Labour Ministry Plans Law To Cut Paperwork

New Delhi, November 8 | Updated: Nov 9 2003, 05:30am hrs
In a major initiative to simplify procedures for entrepreneurs, the labour ministry is working on a legislation to bring down the number of registers to be filled by units.

The proposed legislation, to be called Labour Laws (maintenance of register, submission of annual return, notices, etc) Act, intends to do away with more than a dozen registers and the filing of returns.
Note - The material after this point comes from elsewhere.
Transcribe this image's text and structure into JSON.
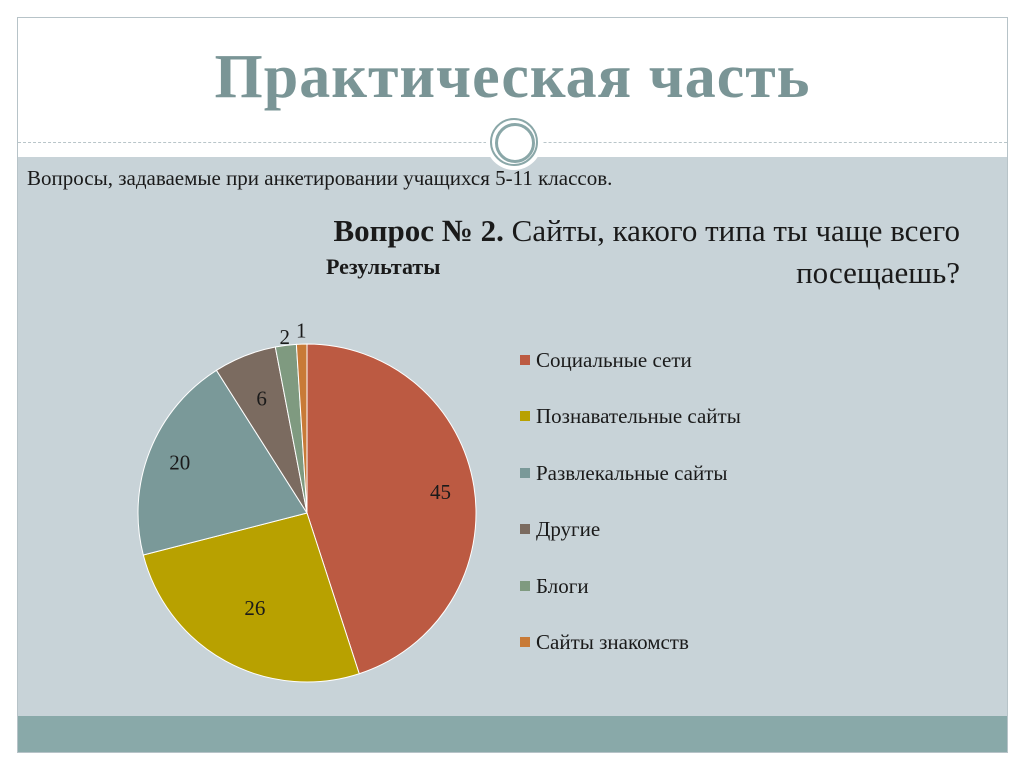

At present, these registers are needed to be maintained under such rules as the contract labour (regulation & abolition) rules of 1971, the child labour (prohibition & regulation) rules of 1988, the equal remuneration rules, the inter-state migrant workmen (regulation of employment & conditions of service) central rules of 1980, the Building & Other Construction Workers Act of 1996, the minimum wages (central) rules of 1950, the payment of wages (railways) rules of 1938, the payment of wages (mines) rules of 1936, the payment of wages (air transport service) rules of 1968, etc.
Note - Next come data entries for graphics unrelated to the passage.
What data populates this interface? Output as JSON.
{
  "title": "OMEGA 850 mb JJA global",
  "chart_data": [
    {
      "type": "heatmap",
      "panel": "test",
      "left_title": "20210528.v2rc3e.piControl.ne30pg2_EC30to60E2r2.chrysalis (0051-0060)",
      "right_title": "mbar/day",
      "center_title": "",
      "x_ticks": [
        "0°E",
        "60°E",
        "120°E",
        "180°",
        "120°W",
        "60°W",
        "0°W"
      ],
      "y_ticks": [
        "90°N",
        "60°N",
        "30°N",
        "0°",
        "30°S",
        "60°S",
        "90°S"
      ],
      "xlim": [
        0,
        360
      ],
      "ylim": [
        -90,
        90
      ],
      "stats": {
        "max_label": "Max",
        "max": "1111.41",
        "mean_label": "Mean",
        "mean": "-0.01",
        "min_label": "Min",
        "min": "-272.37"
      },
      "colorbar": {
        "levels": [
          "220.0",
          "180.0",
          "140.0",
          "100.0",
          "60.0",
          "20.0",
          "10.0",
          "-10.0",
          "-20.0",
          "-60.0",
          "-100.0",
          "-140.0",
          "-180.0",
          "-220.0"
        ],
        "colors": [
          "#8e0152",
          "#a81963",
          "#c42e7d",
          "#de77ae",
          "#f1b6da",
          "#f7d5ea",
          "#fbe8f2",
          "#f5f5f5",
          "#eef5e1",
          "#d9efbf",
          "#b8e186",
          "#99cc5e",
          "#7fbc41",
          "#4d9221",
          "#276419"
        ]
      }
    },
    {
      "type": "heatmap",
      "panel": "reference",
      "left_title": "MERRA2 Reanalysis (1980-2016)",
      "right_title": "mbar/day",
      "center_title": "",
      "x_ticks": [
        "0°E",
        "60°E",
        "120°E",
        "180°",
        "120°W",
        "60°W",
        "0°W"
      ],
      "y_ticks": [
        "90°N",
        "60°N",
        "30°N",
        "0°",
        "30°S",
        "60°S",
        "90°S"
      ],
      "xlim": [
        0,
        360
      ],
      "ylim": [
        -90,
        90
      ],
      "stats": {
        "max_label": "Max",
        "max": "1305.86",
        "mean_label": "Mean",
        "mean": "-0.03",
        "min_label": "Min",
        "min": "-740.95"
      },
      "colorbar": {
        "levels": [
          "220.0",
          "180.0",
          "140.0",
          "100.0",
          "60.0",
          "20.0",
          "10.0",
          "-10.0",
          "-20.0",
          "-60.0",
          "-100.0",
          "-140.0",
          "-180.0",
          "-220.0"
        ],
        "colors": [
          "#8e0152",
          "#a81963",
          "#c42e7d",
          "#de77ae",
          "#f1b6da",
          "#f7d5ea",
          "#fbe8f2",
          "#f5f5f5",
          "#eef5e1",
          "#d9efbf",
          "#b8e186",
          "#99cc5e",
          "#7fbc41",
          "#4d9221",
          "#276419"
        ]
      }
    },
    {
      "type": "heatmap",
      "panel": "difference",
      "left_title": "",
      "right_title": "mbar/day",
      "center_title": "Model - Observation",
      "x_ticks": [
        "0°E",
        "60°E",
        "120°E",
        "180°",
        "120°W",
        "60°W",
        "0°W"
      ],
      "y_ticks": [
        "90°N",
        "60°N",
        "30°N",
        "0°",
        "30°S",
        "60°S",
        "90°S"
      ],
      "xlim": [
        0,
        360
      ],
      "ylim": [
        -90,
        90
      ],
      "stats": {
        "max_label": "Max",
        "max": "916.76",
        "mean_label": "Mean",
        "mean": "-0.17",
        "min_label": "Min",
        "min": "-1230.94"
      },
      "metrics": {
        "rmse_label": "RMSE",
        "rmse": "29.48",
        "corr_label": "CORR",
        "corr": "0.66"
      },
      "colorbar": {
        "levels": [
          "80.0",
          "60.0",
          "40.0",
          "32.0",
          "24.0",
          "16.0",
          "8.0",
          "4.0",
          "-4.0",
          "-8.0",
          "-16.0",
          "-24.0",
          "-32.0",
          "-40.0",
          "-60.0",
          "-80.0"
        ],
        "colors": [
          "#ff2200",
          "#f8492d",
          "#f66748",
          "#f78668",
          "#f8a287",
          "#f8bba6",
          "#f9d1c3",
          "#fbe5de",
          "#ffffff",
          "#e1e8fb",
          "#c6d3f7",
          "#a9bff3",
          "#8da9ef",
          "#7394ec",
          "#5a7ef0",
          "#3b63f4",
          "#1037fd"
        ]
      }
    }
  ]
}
The proposed legislation is based on the recommendations of a working group constituted by the ministry to suggest simplification of the existing forms for returns and registers.

The group has noted that under the laws related to contract labour, equal remuneration, etc, it is mandatory on the part of employers to maintain registers.

The group has recommended that the registers of employed persons under such laws, except the Sales Promotion Employees (condition of service) Act of 1976, and the Working Journalists & Other Newspaper Employees (condition of service) and Miscellaneous Provisions Act of 1955, can be consolidated into one register.

The group has also recommended that the muster rolls, wage register and register of other deductions prescribed under the five kinds of rules can be consolidated into one register. The rules are under the Payment of Wages Act of 1936, the Minimum Wages Act, the CL (R&A) Act, the ISMW (RE&CS) Act and the BOCW (RE&CS) Act. Further, the group has suggested that the annual return prescribed under all these enactments be consolidated into one common form of annual return.

Some enactments provide for display of abstracts of Acts and rules at the workplace. The group wants this practice to be stopped. The group has further favoured suitable provisions to enable the employer to furnish annual returns, notices, etc, to concerned authorities through e-mails and floppy and to maintain the prescribed registers on computers.

The group has also observed that there are more than 15 labour laws in the Central sphere and almost an equal number, if not more, in the state spheres, prescribing a variety of returns which the employers must furnish and registers that they must maintain. Such unremunerative activities are especially vexatious for small and medium enterprises. A reduction in the number of returns and registers through consolidation and simplification would result into better compliance by employers, it said.